Before we begin, please scroll down for forecasts of the tornadoes/severe thunderstorms risk for tomorrow.

Storm Overview
Orange is a blizzard warning (includes Denver).
Pink is winter storm warnings.
Magenta is "red flag" (wildfire) warnings.
Brown is high wind warnings.
Dark blue is a winter storm watch.
Greens are various flood warnings and advisories.

Blizzard Forecast
The accumulation forecasts for this storm are complicated by the relative warm ground moving into mid-April along with the high sun angle.
Winds will frequently gust above 40 mph with a few gusts above 50 mph.

Please factor this forecast into your travel plans. There is a likelihood of power failures, worse than with the March storm, because trees are leafing out. There is also the potential for major livestock losses in the region.

Note: If you are planning to fly to/from/through Denver International Airport Wednesday or Thursday, please see if you can be re-routed. Also, be prepared for moderate to severe turbulence if you are flying a route (e.g., Oklahoma City to Minneapolis) that will fly above the blizzard area.

Storm Total Peak Wind Gusts
The above map is in knots, so multiply the peak gust values by 1.15 to get the value in miles per hour. Note the extreme winds with the snow in Minnesota and South Dakota. 

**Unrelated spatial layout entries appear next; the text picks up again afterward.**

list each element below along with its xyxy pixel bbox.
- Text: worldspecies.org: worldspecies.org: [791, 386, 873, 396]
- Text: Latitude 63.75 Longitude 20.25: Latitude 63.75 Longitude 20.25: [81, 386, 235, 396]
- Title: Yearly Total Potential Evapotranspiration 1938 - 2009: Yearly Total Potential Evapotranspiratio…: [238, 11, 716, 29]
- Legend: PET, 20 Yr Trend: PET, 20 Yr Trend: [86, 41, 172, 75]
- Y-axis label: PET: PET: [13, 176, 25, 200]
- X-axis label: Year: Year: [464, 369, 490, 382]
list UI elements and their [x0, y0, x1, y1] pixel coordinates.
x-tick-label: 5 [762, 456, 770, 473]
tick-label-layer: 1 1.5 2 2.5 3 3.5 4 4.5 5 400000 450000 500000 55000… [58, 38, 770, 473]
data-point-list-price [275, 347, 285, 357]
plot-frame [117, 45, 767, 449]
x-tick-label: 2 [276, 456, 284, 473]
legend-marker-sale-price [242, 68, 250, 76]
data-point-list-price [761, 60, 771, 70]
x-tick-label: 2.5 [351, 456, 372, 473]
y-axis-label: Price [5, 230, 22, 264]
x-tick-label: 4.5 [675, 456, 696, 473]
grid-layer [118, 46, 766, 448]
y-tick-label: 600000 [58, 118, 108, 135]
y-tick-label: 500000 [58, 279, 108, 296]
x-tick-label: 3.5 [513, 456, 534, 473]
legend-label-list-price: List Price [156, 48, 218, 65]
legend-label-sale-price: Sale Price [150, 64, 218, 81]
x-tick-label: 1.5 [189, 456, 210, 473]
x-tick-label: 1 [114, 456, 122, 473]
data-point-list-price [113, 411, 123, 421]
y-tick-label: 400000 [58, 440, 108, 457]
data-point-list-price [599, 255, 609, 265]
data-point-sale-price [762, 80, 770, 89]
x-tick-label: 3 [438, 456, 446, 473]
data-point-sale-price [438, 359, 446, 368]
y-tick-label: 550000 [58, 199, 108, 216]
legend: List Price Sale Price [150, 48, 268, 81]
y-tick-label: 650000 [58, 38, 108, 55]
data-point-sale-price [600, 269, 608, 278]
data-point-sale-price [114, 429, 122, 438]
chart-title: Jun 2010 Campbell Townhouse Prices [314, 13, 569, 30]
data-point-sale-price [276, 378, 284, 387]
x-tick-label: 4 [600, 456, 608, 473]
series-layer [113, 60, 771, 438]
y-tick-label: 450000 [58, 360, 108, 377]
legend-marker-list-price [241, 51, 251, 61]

This map is in miles per hour. Yes, that is a 99 mph gust near Alamagordo, NM.

Flooding Risk
Here is the precipitation for the last seven days.

The map below is the forecast precipitation (rain and melted snow) for the next three days.
This means that the effective 10-day precipitation in some areas will be five inches or more -- enough to cause rivers to resume their rises. Please see map below for a graphic presentation. 

Wildfire Risk
The purple area has an "extremely critical" (the most serious category) risk of wildfires. Please use extra care tomorrow to keep them from igniting. 

Editorial comment: A quarter-century ago, this type of comprehensive forecast (blizzard, flood, wildfires, etc.) would have been impossible. These reliable forecasts are made possible by advances in weather science and the hard work of meteorologists.